Sunday, May 03, 2015

Process-Driven Trading: Trading With Quality

We often hear that traders should be process driven and strictly follow their process as a way of avoiding psychologically-driven biases and poor trading practices.  This draws upon an analogy between trading and the running of a manufacturing or service business.  In the business setting, you are looking for consistent, high quality.  Variability of output = low quality.  For example, if you're manufacturing a drug, you want the production process to turn out the same pill all the time.  If you're a delivery service, you want consistent on-time delivery--and you standardize each step of the process to make sure that happens.

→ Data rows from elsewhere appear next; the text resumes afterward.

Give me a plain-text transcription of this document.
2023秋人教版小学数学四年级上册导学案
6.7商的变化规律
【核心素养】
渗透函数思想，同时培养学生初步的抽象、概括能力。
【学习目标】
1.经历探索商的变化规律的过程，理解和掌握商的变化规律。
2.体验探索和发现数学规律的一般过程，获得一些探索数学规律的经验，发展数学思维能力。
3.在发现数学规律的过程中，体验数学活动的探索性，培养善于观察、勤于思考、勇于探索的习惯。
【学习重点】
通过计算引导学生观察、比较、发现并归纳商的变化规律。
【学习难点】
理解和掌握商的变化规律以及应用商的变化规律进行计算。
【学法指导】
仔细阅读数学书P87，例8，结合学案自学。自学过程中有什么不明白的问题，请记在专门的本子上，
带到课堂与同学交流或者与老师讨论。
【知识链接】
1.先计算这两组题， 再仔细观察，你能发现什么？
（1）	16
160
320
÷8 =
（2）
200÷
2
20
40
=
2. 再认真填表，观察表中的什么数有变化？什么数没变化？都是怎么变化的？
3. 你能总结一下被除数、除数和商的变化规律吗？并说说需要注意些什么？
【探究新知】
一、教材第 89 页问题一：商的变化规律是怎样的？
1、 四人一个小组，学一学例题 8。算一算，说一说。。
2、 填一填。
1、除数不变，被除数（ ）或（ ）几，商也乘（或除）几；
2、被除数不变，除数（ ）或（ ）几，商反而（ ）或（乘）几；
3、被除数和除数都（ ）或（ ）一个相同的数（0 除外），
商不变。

Essential to process-driven quality control are two ingredients: 1) measurement of outcomes and 2) identification of the activities that consistently generate those outcomes.  In the world of medicine, that has led to a focus on outcome research and the creation of evidence-based treatment protocols that standardize best practices.  If you receive surgery from an evidence-based treatment center, many of the decisions that are made, from the amount and type of anesthesia to the sterility of the operating room and the method of incision, will be laid out as protocols and derived from rigorous, controlled outcome studies.

When traders say that they are "following their process", what they should mean by that is that they have intensively studied what makes them money and what does not; identified their best trading practices; codified these best practices as protocols to follow; and then tracked their fidelity to these evidence-based practices.

In other words, a trader who is truly process-driven should demonstrate:

1)  Reliability - They do the same thing in the same situation each time;
2)  Validity - What they do is known to result in greater positive outcomes than following other procedures.

Most traders who speak of being process-driven do not truly track reliability and validity.  When they talk about being process-driven, what they mean is that they follow a routine.  Routines are necessary for quality control, but hardly sufficient.  Rowing a boat in a consistent manner doesn't help if you're headed in the wrong direction.  If traders don't track outcomes, identify the practices that generate favorable outcomes, and *then* ground routines in those practices, they are not trading with quality.

Trading with quality means putting as much time and effort into studying trading performance as studying markets.  The process-driven trader doesn't simply define a routine and follow it blindly.  Rather, process-driven trading means that you identify and understand what works and then systematically become more consistent in executing that.

Would you fly an airline that operated with the same quality control as you demonstrate in your trading?  

It's all about doing things right and doing the right things.